Focus on the end-user requirements. That might mean joining multiple datasets together (such as the Xetra level 3 feed and off book trades), or including sequence numbers so users can join across different datasets.
Vendors that put strong emphasis on true normalisation of trades and order book data, and the integration between full research and production, enable their clients to spend less time on data formatting, and more time on their business.
Good normalisation and what market participants should expect:
To achieve good normalisation, we at BMLL focus on a number of steps:
We start from the raw data. We build our data products directly from raw captures or exchange data, and always store that data.
We build a global data model, normalised down to level 3. This means a small number of values for each data field that is consistent over time.

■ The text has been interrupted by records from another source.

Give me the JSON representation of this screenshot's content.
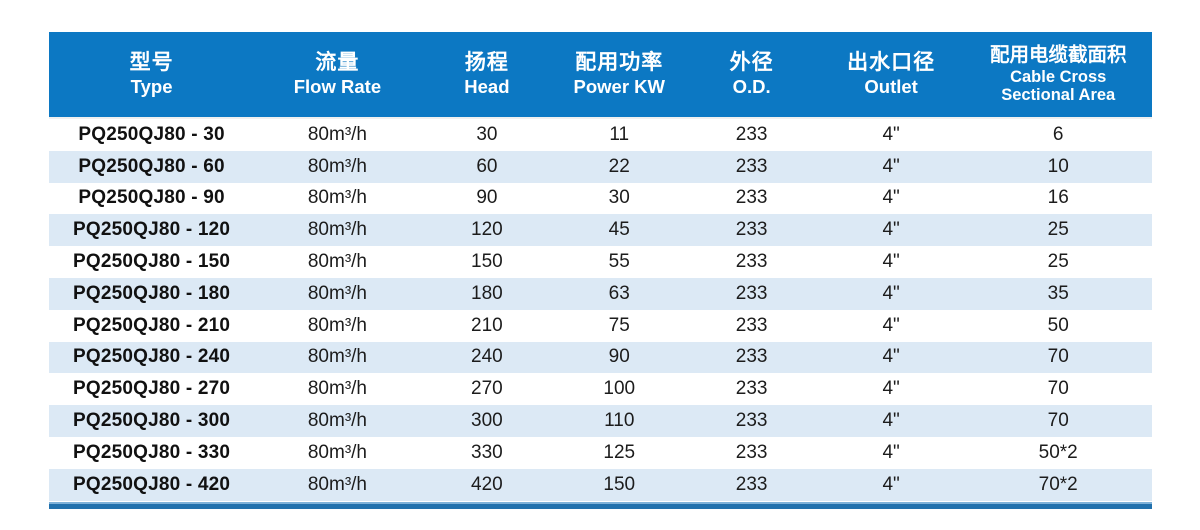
{
  "table": {
    "columns": [
      {
        "id": "type",
        "zh": "型号",
        "en": "Type"
      },
      {
        "id": "flow_rate",
        "zh": "流量",
        "en": "Flow Rate"
      },
      {
        "id": "head",
        "zh": "扬程",
        "en": "Head"
      },
      {
        "id": "power",
        "zh": "配用功率",
        "en": "Power KW"
      },
      {
        "id": "od",
        "zh": "外径",
        "en": "O.D."
      },
      {
        "id": "outlet",
        "zh": "出水口径",
        "en": "Outlet"
      },
      {
        "id": "cable",
        "zh": "配用电缆截面积",
        "en": "Cable Cross\nSectional Area"
      }
    ],
    "rows": [
      [
        "PQ250QJ80 - 30",
        "80m³/h",
        "30",
        "11",
        "233",
        "4\"",
        "6"
      ],
      [
        "PQ250QJ80 - 60",
        "80m³/h",
        "60",
        "22",
        "233",
        "4\"",
        "10"
      ],
      [
        "PQ250QJ80 - 90",
        "80m³/h",
        "90",
        "30",
        "233",
        "4\"",
        "16"
      ],
      [
        "PQ250QJ80 - 120",
        "80m³/h",
        "120",
        "45",
        "233",
        "4\"",
        "25"
      ],
      [
        "PQ250QJ80 - 150",
        "80m³/h",
        "150",
        "55",
        "233",
        "4\"",
        "25"
      ],
      [
        "PQ250QJ80 - 180",
        "80m³/h",
        "180",
        "63",
        "233",
        "4\"",
        "35"
      ],
      [
        "PQ250QJ80 - 210",
        "80m³/h",
        "210",
        "75",
        "233",
        "4\"",
        "50"
      ],
      [
        "PQ250QJ80 - 240",
        "80m³/h",
        "240",
        "90",
        "233",
        "4\"",
        "70"
      ],
      [
        "PQ250QJ80 - 270",
        "80m³/h",
        "270",
        "100",
        "233",
        "4\"",
        "70"
      ],
      [
        "PQ250QJ80 - 300",
        "80m³/h",
        "300",
        "110",
        "233",
        "4\"",
        "70"
      ],
      [
        "PQ250QJ80 - 330",
        "80m³/h",
        "330",
        "125",
        "233",
        "4\"",
        "50*2"
      ],
      [
        "PQ250QJ80 - 420",
        "80m³/h",
        "420",
        "150",
        "233",
        "4\"",
        "70*2"
      ]
    ]
  },
  "colors": {
    "header_bg": "#0c78c3",
    "row_alt_bg": "#dce9f5",
    "accent_dark": "#2271ad",
    "accent_light": "#7fb2d9",
    "header_text": "#ffffff",
    "body_text": "#1c1c1c"
  }
}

For example, in the BMLL normalised datasets, there are 5 types of auction. By comparison, some vendors have as many as 31 or more auction types (including both Unknown and Undefined as possible values).
We provide the data in two formats, allowing you to choose the right solution for the right problem:
a) Normalised data. A small number of fields per venue, built from our global data model.
b) Harmonised data. This format makes it easy to rebuild and replay the order book consistently across multiple markets, but preserves all the raw fields that come from the exchange.
Re-normalising data should not be the norm.
When evaluating market data vendors for normalised data, it is important to ask whether the data normalisation is good or bad. Pick good normalisation, and your quants save time and effort, and can focus on business problems not data issues. Choose a vendor that follows only bad normalisation processes, and you can expect to do the normalisation yourself.